Segun parece, el problema es que el emisor modula la señal, pero el receptor "no demodula bien"; asi que supongo que necesita mucha luz "infraroja" (*1) para activar la salida (*2).
Asi que, creo, el problema esta, en que al receptor le falta: la amplificacion que necesite, un filtro pasa banda  y el demodulador. Justamente existen unos circuitos integrados que hacen eso, se utilizan como receptores en los mandos a distancia y mas cosas.
Te hablo de estos circuitos integrados (estos o parecidos a estos): http://www.datasheetcatalog.org/datasheet/Temic/mXyzwrzq.pdf

Fijate en el datasheet, y si quieres, puedes modificar el circuito para que funcione a mas de 10cm. Ten en cuenta que tendras que cambiar la frecuencia del emisor a la frecuencia del receptor (*3) y si la frecuencia del receptor es la misma que, por ejemplo tu mando a distancia de la television, seguramente tambien actibaras este receptor, con el mando a distancia de la television (*4).

*1: algunos tambien detectan luz visible, auque con menos sensivilidad

*2: al parecer por un tiempo limitado despues de un pulso

*3: "f0", en este modelo hay desde 30kHz hasta 56kHz

*4: al reves no, ya que el mando a distancia, envia señales digitales. Pero quiza hagas "sombra" con este emisor a las señales del mando a distancia, y puede que los mandos de la television no funcionen bien si tenes cerca este emisor activado (y con mas razon si lo tienes apuntando a la TV). Lo digo solo por curiosidad.

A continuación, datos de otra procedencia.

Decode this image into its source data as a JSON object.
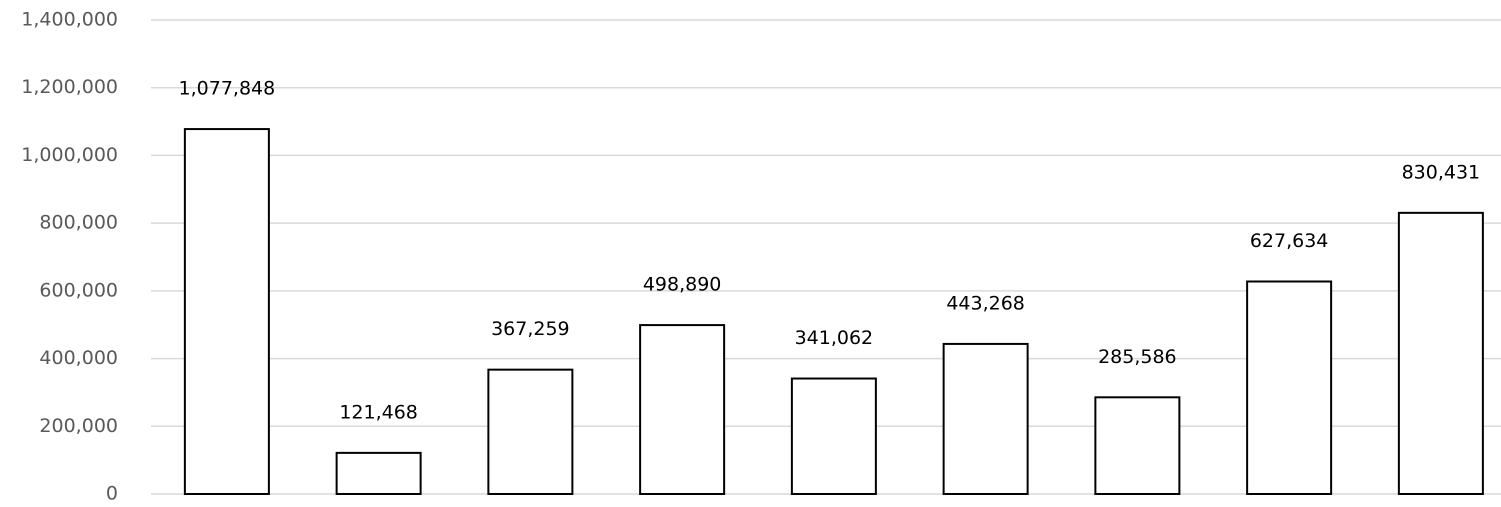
{
  "chart_data": {
    "type": "bar",
    "categories": [
      null,
      null,
      null,
      null,
      null,
      null,
      null,
      null,
      null
    ],
    "values": [
      1077848,
      121468,
      367259,
      498890,
      341062,
      443268,
      285586,
      627634,
      830431
    ],
    "value_labels": [
      "1,077,848",
      "121,468",
      "367,259",
      "498,890",
      "341,062",
      "443,268",
      "285,586",
      "627,634",
      "830,431"
    ],
    "color": "#ffffff",
    "ylim": [
      0,
      1400000
    ],
    "yticks": [
      0,
      {
        "value": 200000,
        "label": "200,000"
      },
      {
        "value": 400000,
        "label": "400,000"
      },
      {
        "value": 600000,
        "label": "600,000"
      },
      {
        "value": 800000,
        "label": "800,000"
      },
      {
        "value": 1000000,
        "label": "1,000,000"
      },
      {
        "value": 1200000,
        "label": "1,200,000"
      },
      {
        "value": 1400000,
        "label": "1,400,000"
      }
    ],
    "grid": true
  }
}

Me gustaria saber que cambios harias en el circuito, y si necesitas ayuda, aqui estare.

un saludo


----------



## Kalamarus (Oct 3, 2011)

No domino mucho el mundo de la optica, pero podrias probar tambien con una lente fresnel, o con un soporte parabolico (como el de las linternas)...o usando una combinación de ambos....ya me contarás


----------



## mecatronica6b (Oct 4, 2011)

muchas gracias por las respuestas kalamarus y eL 1ct, intentare con las dos formas haber cual me resulta mas eficiente perdón x no agradecer rapido  pero eh tenido muchisima tarea, espero ya tener algo de tiempo mañana para probar las soluciones gracias..!!!


----------



## biker2k3 (Oct 4, 2011)

Usa un receptor TSOP1738 y de transmisor un led infrarrojo comun y modula la señal a 38khz, es lo mismo que usan los TV


----------